Iberiabank Corp. has a market cap of $1.58 billion; its shares were traded at around $58.93 with a P/E ratio of 72.75 and P/S ratio of 2.61. The dividend yield of Iberiabank Corp. stocks is 2.31%. Iberiabank Corp. had an annual average earning growth of 10.5% over the past 10 years. GuruFocus rated Iberiabank Corp. the business predictability rank of 2.5-star.IBKC is in the portfolios of John Keeley of Keeley Fund Management, John Griffin of Blue Ridge Capital, Jim Simons of Renaissance Technologies LLC.

Highlight of Business Operations:

During the first quarter of 2010, the Company reported income available to common shareholders of $13.0 million, or $0.59 per common share on a diluted basis, representing a 124.4% increase compared to net income available to common shareholders of $5.8 million earned for the first quarter of 2009. On a per share basis, this represents a 64.4% increase from the $0.36 per diluted share earned for the first quarter of 2009.

Earning assets are composed of interest or dividend-earning assets, including loans, securities, short-term investments and loans held for sale. Interest income associated with earning assets is the Companys primary source of income. Earning assets averaged $9.0 billion during the quarter ended March 31, 2010, an increase of $1.5 billion, or 20.8%, from the year ended December 31, 2009 and $4.0 billion, or 80.4% from March 31, 2009.

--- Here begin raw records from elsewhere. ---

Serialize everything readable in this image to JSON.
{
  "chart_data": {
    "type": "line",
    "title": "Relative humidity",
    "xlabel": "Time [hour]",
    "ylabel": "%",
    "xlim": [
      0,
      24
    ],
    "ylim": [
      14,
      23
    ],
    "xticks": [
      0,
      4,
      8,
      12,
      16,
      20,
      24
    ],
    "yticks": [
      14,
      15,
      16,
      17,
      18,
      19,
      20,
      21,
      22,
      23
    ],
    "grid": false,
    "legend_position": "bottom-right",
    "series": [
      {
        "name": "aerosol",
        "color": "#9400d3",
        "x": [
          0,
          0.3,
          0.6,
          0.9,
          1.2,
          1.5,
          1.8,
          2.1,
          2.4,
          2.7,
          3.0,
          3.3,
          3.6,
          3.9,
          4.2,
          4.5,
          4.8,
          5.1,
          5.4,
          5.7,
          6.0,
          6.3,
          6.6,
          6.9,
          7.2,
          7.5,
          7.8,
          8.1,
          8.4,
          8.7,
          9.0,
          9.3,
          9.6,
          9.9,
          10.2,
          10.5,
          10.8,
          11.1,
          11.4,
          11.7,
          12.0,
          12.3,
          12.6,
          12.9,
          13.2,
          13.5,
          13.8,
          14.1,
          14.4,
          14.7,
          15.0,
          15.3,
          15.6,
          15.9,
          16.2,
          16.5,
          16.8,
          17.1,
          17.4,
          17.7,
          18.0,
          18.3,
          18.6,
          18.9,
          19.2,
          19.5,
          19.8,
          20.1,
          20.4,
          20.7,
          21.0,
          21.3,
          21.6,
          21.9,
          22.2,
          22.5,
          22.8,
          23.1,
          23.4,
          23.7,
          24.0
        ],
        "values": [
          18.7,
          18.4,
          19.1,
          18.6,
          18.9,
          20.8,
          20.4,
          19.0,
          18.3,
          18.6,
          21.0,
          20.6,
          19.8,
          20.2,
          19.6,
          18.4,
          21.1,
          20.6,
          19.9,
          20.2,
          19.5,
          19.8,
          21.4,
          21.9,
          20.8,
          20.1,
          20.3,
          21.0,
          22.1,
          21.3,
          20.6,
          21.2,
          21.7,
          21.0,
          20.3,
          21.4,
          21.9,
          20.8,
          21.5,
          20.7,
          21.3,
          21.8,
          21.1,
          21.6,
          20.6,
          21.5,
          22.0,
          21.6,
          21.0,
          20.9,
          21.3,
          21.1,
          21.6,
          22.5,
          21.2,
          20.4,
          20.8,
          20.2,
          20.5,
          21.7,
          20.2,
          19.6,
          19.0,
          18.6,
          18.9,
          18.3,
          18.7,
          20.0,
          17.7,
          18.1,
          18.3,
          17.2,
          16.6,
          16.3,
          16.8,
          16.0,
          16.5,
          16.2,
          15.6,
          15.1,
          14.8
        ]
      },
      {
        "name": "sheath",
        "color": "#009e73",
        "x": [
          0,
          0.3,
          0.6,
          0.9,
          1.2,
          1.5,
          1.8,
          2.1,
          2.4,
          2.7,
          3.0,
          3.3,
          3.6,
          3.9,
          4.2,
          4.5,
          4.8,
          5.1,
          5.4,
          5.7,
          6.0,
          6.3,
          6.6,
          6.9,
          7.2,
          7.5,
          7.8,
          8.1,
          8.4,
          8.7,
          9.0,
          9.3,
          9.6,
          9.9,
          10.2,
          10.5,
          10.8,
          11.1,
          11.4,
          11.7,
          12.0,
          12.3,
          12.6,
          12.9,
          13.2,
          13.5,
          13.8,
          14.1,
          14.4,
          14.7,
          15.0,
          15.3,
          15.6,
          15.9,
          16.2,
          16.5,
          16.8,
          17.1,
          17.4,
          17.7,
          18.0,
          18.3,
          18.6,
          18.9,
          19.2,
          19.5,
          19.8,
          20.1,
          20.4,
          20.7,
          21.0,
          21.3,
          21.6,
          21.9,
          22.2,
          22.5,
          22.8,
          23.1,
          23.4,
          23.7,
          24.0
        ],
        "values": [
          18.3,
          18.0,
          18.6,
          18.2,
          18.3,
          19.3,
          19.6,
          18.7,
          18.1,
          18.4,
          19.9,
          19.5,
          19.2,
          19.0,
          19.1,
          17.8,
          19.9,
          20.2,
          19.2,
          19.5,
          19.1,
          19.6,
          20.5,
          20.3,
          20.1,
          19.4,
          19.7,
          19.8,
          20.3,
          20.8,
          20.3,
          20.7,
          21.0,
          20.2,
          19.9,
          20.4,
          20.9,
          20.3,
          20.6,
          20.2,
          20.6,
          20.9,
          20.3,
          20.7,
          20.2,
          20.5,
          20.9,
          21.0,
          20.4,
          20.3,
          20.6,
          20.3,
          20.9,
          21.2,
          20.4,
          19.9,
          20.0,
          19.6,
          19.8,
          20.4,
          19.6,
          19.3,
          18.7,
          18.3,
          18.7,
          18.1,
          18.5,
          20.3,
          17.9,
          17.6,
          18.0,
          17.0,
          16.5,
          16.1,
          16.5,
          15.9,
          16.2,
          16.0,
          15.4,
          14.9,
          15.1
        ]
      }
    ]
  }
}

Loans and Leases The average loan portfolio increased $667.3 million, or 13.2%, during the first three months of 2010. On a period end basis, covered loans acquired from CSB, Orion, and Century declined $109.1 million. Organic growth of $64.1 million offset the decreases on the covered assets. As a result, the total loan portfolio decreased $45.0 million, or 0.8%, during the first quarter of 2010.

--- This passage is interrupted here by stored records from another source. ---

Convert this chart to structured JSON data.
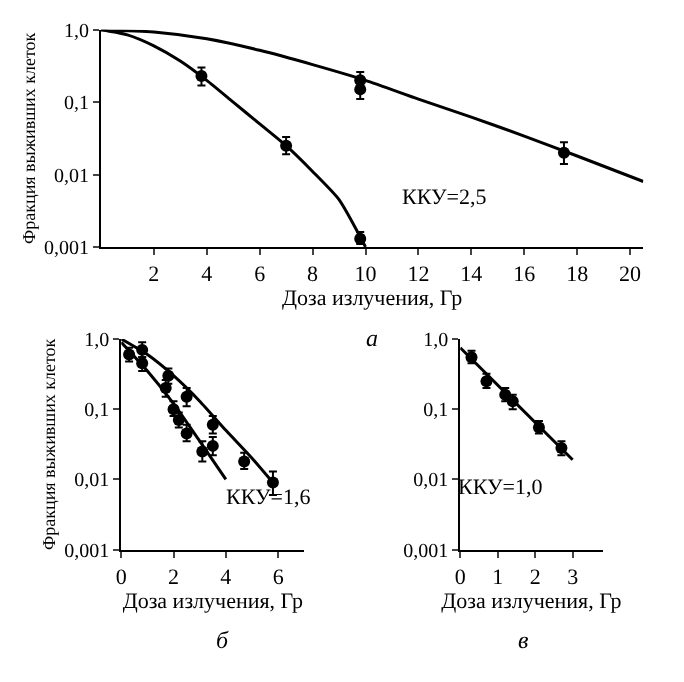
{
  "chart_data": [
    {
      "type": "line",
      "subtitle": "а",
      "xlabel": "Доза излучения, Гр",
      "ylabel": "Фракция выживших клеток",
      "log": "y",
      "xlim": [
        0,
        20.5
      ],
      "xticks": [
        2,
        4,
        6,
        8,
        10,
        12,
        14,
        16,
        18,
        20
      ],
      "ylim": [
        0.001,
        1
      ],
      "yticks": [
        {
          "value": 1,
          "label": "1,0"
        },
        {
          "value": 0.1,
          "label": "0,1"
        },
        {
          "value": 0.01,
          "label": "0,01"
        },
        {
          "value": 0.001,
          "label": "0,001"
        }
      ],
      "annotations": [
        "ККУ=2,5"
      ],
      "series": [
        {
          "color": "#000000",
          "x": [
            0,
            2,
            4,
            6,
            8,
            10,
            12,
            14,
            16,
            18,
            20.5
          ],
          "values": [
            1.0,
            0.93,
            0.75,
            0.52,
            0.33,
            0.2,
            0.11,
            0.062,
            0.034,
            0.018,
            0.008
          ]
        },
        {
          "color": "#000000",
          "x": [
            0,
            1,
            2,
            3,
            4,
            5,
            6,
            7,
            8,
            9,
            10
          ],
          "values": [
            1.0,
            0.85,
            0.6,
            0.37,
            0.2,
            0.1,
            0.05,
            0.025,
            0.011,
            0.0045,
            0.001
          ]
        },
        {
          "type": "scatter",
          "marker": "circle",
          "color": "#000000",
          "x": [
            3.8,
            7,
            9.8,
            9.8,
            9.8,
            17.5
          ],
          "values": [
            0.23,
            0.025,
            0.0013,
            0.2,
            0.15,
            0.02
          ],
          "errors": [
            [
              0.17,
              0.3
            ],
            [
              0.019,
              0.033
            ],
            [
              0.0011,
              0.0016
            ],
            [
              0.15,
              0.26
            ],
            [
              0.11,
              0.2
            ],
            [
              0.014,
              0.028
            ]
          ]
        }
      ]
    },
    {
      "type": "line",
      "subtitle": "б",
      "xlabel": "Доза излучения, Гр",
      "ylabel": "Фракция выживших клеток",
      "log": "y",
      "xlim": [
        0,
        7
      ],
      "xticks": [
        0,
        2,
        4,
        6
      ],
      "ylim": [
        0.001,
        1
      ],
      "yticks": [
        {
          "value": 1,
          "label": "1,0"
        },
        {
          "value": 0.1,
          "label": "0,1"
        },
        {
          "value": 0.01,
          "label": "0,01"
        },
        {
          "value": 0.001,
          "label": "0,001"
        }
      ],
      "annotations": [
        "ККУ=1,6"
      ],
      "series": [
        {
          "color": "#000000",
          "x": [
            0,
            1,
            2,
            3,
            4,
            5,
            5.8
          ],
          "values": [
            1.0,
            0.6,
            0.3,
            0.13,
            0.05,
            0.02,
            0.009
          ]
        },
        {
          "color": "#000000",
          "x": [
            0,
            1,
            2,
            3,
            4
          ],
          "values": [
            0.9,
            0.35,
            0.12,
            0.035,
            0.01
          ]
        },
        {
          "type": "scatter",
          "marker": "circle",
          "color": "#000000",
          "x": [
            0.8,
            1.8,
            2.5,
            3.5,
            4.7,
            5.8
          ],
          "values": [
            0.7,
            0.3,
            0.15,
            0.06,
            0.018,
            0.009
          ],
          "errors": [
            [
              0.55,
              0.9
            ],
            [
              0.23,
              0.38
            ],
            [
              0.11,
              0.2
            ],
            [
              0.045,
              0.08
            ],
            [
              0.014,
              0.024
            ],
            [
              0.006,
              0.013
            ]
          ]
        },
        {
          "type": "scatter",
          "marker": "circle",
          "color": "#000000",
          "x": [
            0.3,
            0.8,
            1.7,
            2.0,
            2.2,
            2.5,
            3.1,
            3.5
          ],
          "values": [
            0.6,
            0.45,
            0.2,
            0.1,
            0.07,
            0.045,
            0.025,
            0.03
          ],
          "errors": [
            [
              0.48,
              0.75
            ],
            [
              0.35,
              0.55
            ],
            [
              0.15,
              0.26
            ],
            [
              0.08,
              0.13
            ],
            [
              0.055,
              0.09
            ],
            [
              0.035,
              0.06
            ],
            [
              0.018,
              0.035
            ],
            [
              0.022,
              0.04
            ]
          ]
        }
      ]
    },
    {
      "type": "line",
      "subtitle": "в",
      "xlabel": "Доза излучения, Гр",
      "log": "y",
      "xlim": [
        0,
        3.8
      ],
      "xticks": [
        0,
        1,
        2,
        3
      ],
      "ylim": [
        0.001,
        1
      ],
      "yticks": [
        {
          "value": 1,
          "label": "1,0"
        },
        {
          "value": 0.1,
          "label": "0,1"
        },
        {
          "value": 0.01,
          "label": "0,01"
        },
        {
          "value": 0.001,
          "label": "0,001"
        }
      ],
      "annotations": [
        "ККУ=1,0"
      ],
      "series": [
        {
          "color": "#000000",
          "x": [
            0,
            3
          ],
          "values": [
            0.75,
            0.019
          ]
        },
        {
          "type": "scatter",
          "color": "#000000",
          "x": [
            0.3,
            0.7,
            1.2,
            1.4,
            2.1,
            2.7
          ],
          "values": [
            0.55,
            0.25,
            0.16,
            0.13,
            0.055,
            0.028
          ],
          "errors": [
            [
              0.45,
              0.68
            ],
            [
              0.2,
              0.32
            ],
            [
              0.13,
              0.2
            ],
            [
              0.1,
              0.16
            ],
            [
              0.045,
              0.068
            ],
            [
              0.022,
              0.035
            ]
          ]
        }
      ]
    }
  ]
}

The consumer loan portfolio decreased $7.8 million, or 0.7%, compared to December 31, 2009, driven primarily by the decrease in the covered consumer loan portfolio. Consumer loans covered by loss share agreements decreased $6.1 million, or 4.2%, during 2010. Consumer loan growth was also impacted by the Companys tightened underwriting standards, a response to a weakened national and regional economy. Offsetting the slight declines in consumer loan originations was an increase of $1.1 million in the Companys indirect automobile portfolio.

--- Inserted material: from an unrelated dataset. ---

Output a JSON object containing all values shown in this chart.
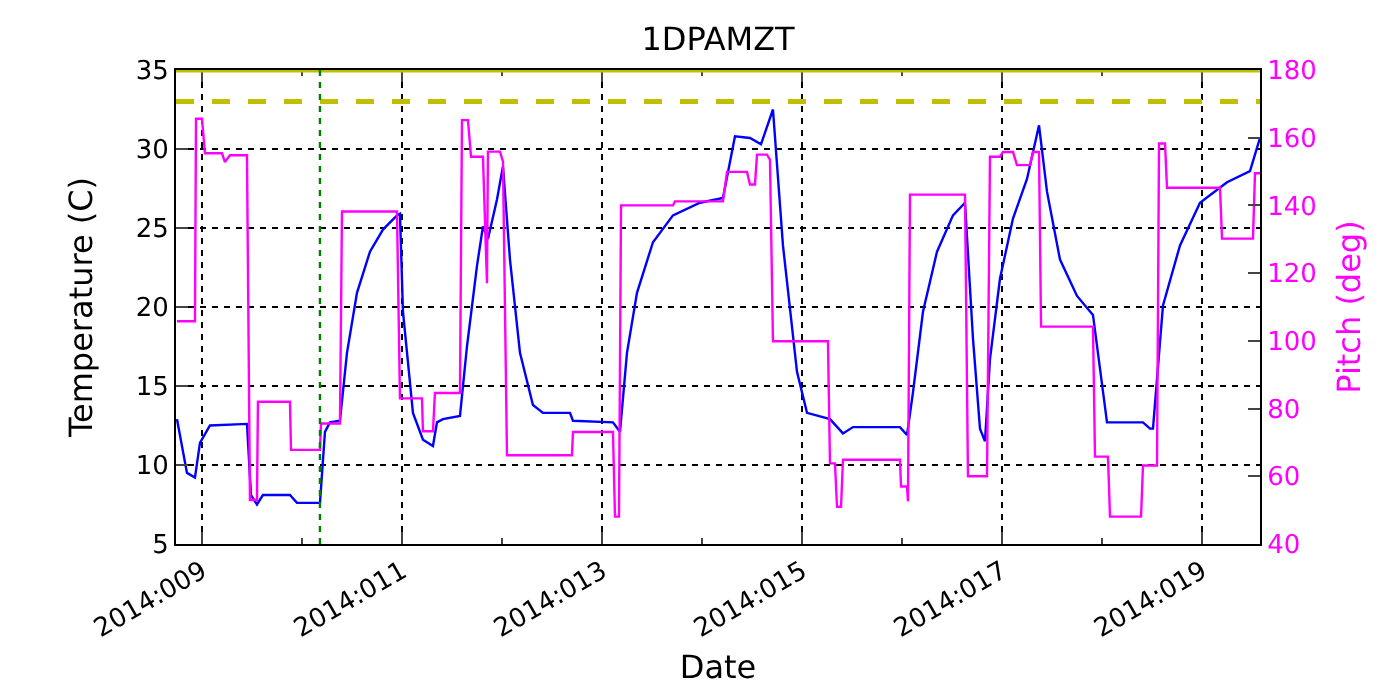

A $29.2 million decrease in mortgage loans to $979.1 million also contributed to the decrease for the first quarter. Of the decrease, $16.6 million, or 57.0%, was a result of a decrease in mortgage loans covered by loss share agreements. The remaining decrease was attributable to legacy assets, as loans were paid down and new mortgage loan originations slowed. The Company generally retains certain residential mortgage loans to high net worth individuals made through the private banking area. These mortgage loans traditionally have shorter durations and lower servicing costs and provide an opportunity to deepen client relationships. The Company does not originate or hold high loan to value, negative amortization, optional ARM, or other exotic mortgage loans in its portfolio.